– Что ты не можешь сдвинуть?
– Твой носовой платок. – Она провела рукой сквозь скомканный кусок ткани на столе.
Если он и дернулся, то, казалось, скорее от ветра.
– Нет, – сказала я. – Не мой. Ты не можешь сдвинуть свой носовой платок, который я тебе подарила.
– Ну, значит, мой. Какой толк от платка, если я не могу его даже засунуть в карман!
Она гневно шлепнула платок тыльной стороной ладони, и тот немного разгладился.
Мы обе уставились на тряпицу. Дженни медленно подняла голову, встретившись со мной взглядом, и мы одновременно улыбнулись. Пусть это достижение и казалось незначительным, но оно послужило искрой, из которой должно возгореться пламя. С тех пор мы пользовались каждой возможностью, чтобы позаниматься.
Не все сеансы были настолько продуктивными, как первый, но какой-то прогресс наблюдался. В последующие недели нам пришлось расстаться с несколькими хрупкими блюдами, и разочарование не раз возвращало Дженни к тому самому «эху». Но за каждой небольшой неудачей следовал еще больший успех.
Мы расширили область наших тренировок и попробовали покинуть дом, чего Дженни не делала с момента смерти. Эта задача оказалась куда сложнее. Самое большое, что ей удалось, – это поставить ногу на дорожку, но после она целых полдня пыталась материализоваться снова.
Когда выход во внешний мир не принес результатов, на которые мы надеялись, я решила углубиться в мир внутренний. Я понимала, что мы ступаем на еще более опасную территорию, но на следующий день попросила Дженни подумать и рассказать все, что она помнит о том вечере.
– Ах, Эбигейл. Лучше мне не… – начала было она.
– Только то, что не вызывает у тебя тревоги, – сказала я. – Самые мелкие, незначительные подробности. Не думай ни о чем серьезном.

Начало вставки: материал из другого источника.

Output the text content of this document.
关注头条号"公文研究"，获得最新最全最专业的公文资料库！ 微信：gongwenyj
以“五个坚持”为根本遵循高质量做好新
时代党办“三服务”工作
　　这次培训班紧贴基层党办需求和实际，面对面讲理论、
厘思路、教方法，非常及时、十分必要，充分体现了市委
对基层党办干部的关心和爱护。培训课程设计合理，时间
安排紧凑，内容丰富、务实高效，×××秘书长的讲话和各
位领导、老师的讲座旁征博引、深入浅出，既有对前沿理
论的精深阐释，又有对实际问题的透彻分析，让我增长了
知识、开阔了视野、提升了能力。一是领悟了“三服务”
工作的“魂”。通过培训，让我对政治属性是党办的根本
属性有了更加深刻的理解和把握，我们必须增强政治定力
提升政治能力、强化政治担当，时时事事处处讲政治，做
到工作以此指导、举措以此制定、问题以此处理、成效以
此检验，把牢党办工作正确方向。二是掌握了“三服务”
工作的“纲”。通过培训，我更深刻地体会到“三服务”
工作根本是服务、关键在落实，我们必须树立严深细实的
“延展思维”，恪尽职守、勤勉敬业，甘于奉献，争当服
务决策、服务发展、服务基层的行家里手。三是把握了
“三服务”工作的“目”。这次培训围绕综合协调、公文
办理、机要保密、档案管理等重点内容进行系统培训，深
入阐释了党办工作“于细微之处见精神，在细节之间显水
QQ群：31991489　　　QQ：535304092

Дженни глубоко вздохнула. Точнее, не вздохнула, поскольку она никогда не дышала, но просто сделала похожее на вздох движение – наверное, чтобы успокоить себя.
– Я одевалась, – начала она. – Говард собирался сводить меня в театр.
– Как мило.
– Снизу донесся звук. Открылась дверь.
– И?
– Вам нельзя здесь находиться, – сказала Дженни.
Мурашки пробежали по моей спине еще до того, как я ощутила холод. Я сразу же узнала эти слова. Они исходили из какого-то темного уголка души Дженни.
– Я знаю, кто вы.
Ее платье было элегантным и безупречно чистым, но тут я заметила, что воротник у него порван, а само оно темнеет на глазах. Дженни уже распадалась и разделялась на несколько призраков. Эти ее «эха» походили на жуткую версию тех салонных игрушек, которые любила покупать моя мать, – небольшие карточки на палочках, с рисунком птицы на одной стороне и пустой клетки на другой. Когда палочки вертели, то создавалось впечатление, что птица находится в клетке. Такой нехитрый трюк, обман зрения. Так и Дженни теперь мелькала перед моими глазами, грациозная и гротескная – две версии, сливающиеся в одно изображение, но какой-то частью своего сознания я понимала, что они не одно и то же. Ее брови нахмурились, глаза расширились от гнева и смущения.
– Дженни. Это я, Эбигейл. Ты в безопасности. Никто не…
– Вы работаете с моим женихом.
– Дженни, вернись ко мне. Все хорошо. Ты в безопасности.
– Нет!
– Ты в безопасности.
– НЕТ!
К тому времени как она снова появилась, я успела убрать все осколки и расставить мебель. Она всегда возвращалась, но ей требовалось некоторое время, чтобы оправиться после «эха». Чтобы не терзаться самой, я занималась рутинными делами: просматривала старые записи и пометки, составленные моим предшественником Дугласом. Дуглас был странной птицей, зато обладал безупречным почерком. Конечно, пока у него еще были руки, по которым он, казалось, вовсе не скучал теперь, когда их заменили крылья. И когда я говорю «птица», я говорю буквально – Дуглас превратился в селезня, выполняя свое последнее официальное задание. Работа на Р. Ф. Джекаби сопряжена с некоторыми уникальными профессиональными рисками.
В настоящее время Дуглас сидел на полке и наблюдал за моими занятиями, иногда неодобрительно крякая или взъерошиваясь, когда я, по его мнению, записывала что-то не так. Быть птицей ему, похоже, нравилось, но от этого он не становился менее привередливым и дотошным, чем в своем человеческом воплощении. Дженни материализовалась медленно; когда я заметила ее появление, она выглядела лишь как намек на мерцающий свет в углу. Я не стала ее торопить.
– Эбигейл, – произнесла она наконец, все еще полупрозрачная, видимая лишь в приглушенном свете. – С тобой все хорошо?